Getting a hankering for coffee, Adeina met me at Slow by Slow.  I did a little quick research that morning and found it to be a local’s favorite place to grab a cup of Joe.  Slow by Slow is in a historic building.  With its exposed brick, wood furniture and black and white tile floor, it was a perfect place to slow down for a moment to sip an almond milk latte and devour a moist and yummy gluten free pumpkin streusel muffin.

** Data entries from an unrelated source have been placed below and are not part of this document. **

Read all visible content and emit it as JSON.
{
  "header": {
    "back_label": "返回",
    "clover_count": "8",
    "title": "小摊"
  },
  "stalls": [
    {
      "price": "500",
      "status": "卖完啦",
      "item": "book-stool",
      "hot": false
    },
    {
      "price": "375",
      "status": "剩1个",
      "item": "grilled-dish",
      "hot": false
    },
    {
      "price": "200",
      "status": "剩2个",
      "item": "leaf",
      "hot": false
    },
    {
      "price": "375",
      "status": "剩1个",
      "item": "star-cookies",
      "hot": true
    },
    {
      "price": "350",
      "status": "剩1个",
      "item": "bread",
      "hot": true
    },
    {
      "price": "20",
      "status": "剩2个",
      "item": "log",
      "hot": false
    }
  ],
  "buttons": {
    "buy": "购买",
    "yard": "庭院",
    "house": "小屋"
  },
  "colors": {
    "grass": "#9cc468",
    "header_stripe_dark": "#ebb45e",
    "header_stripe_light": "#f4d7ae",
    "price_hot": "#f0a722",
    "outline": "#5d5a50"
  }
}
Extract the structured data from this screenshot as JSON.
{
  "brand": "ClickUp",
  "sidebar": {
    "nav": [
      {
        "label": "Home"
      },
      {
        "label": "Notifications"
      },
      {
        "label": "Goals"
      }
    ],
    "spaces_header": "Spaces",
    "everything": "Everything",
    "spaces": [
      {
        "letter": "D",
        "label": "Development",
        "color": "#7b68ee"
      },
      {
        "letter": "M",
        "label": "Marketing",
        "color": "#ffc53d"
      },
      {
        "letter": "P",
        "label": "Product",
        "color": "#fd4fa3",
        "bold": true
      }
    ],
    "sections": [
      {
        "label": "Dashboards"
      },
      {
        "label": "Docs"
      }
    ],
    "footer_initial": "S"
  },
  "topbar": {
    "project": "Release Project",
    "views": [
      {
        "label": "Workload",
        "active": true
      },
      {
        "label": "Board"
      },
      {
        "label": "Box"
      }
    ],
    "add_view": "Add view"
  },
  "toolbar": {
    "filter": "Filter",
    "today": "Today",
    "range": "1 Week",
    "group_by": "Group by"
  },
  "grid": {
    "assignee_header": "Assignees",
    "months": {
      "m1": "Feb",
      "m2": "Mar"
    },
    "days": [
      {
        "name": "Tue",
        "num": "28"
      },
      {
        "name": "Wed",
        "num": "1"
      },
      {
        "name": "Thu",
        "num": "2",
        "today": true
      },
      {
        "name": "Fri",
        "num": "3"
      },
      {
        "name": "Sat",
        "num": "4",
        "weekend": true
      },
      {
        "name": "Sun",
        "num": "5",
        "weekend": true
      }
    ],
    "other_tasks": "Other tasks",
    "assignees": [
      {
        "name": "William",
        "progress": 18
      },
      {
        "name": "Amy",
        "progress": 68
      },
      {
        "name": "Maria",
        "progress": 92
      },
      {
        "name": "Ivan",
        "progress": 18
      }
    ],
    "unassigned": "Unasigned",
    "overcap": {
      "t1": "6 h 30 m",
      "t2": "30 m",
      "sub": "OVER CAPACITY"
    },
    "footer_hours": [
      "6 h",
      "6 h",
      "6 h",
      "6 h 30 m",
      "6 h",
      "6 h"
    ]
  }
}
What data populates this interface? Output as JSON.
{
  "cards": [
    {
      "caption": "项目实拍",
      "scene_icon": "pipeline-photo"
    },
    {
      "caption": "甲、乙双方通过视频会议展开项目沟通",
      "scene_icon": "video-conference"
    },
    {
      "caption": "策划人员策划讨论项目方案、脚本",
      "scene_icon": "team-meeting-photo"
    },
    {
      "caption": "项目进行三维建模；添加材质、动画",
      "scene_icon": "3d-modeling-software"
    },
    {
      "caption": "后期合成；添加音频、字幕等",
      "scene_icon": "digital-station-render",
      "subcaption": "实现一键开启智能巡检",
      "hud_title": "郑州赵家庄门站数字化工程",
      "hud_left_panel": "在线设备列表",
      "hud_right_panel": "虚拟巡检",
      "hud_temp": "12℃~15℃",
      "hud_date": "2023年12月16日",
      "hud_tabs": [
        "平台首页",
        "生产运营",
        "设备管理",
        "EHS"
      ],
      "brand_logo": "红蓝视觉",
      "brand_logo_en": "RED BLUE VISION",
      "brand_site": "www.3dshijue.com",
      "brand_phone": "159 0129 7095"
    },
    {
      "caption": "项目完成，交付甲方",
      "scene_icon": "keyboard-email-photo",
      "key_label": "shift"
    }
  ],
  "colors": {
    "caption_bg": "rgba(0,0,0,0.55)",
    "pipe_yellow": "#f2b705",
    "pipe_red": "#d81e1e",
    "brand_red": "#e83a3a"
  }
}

Wanting to walk off breakfast we headed over the Boise Farmers Market.  Wandering through the stalls, I picked up some herbs beautifully wrapped in recycled brown paper at Provisions Farm and Feed and handcrafted gourmet hummus at SEVZ Kitchen to take to my friends we were staying with in Bend, Oregon, next.

Boise actually has two markets in the downtown area on Saturday.  So we headed over to the Capitol City Public Market to check out some of the artisan finds there.  I was quickly drawn into Classic Lines Pottery because of the French butter dishes and grater plates.  Stick kicking myself for not buying one!  The plethora of unique signs drew me into Rusty Junquers next.  I always game to sample stuff at local markets and Anew Foods got me with their toasted muesli.  It’s so good I bought three small bags to take home.  Last stop was Good Vibe Kombucha.  With the sun blazing I was ready for a cool treat and their strawberry basil kombucha refreshingly hit the spot as it was time to hit the road.

Boise sits in the heart of Treasure Valley.  If it’s not on your travel radar, it should be.  What I found on my first short visit is a gem of a city blending an outdoor lifestyle with vibrant government and university communities along with an influx of hip cafes, excellent restaurants, cool coffeehouses, and an abundance of friendly folks.

I found the city to be loaded with families, outdoor lovers, college students, and well-dressed Friday night out goers.  What I didn’t see – rugged, plaid flannel shirt wearing potato farmers.  Guess I’ll go on the hunt for studs…I mean spuds….the next visit!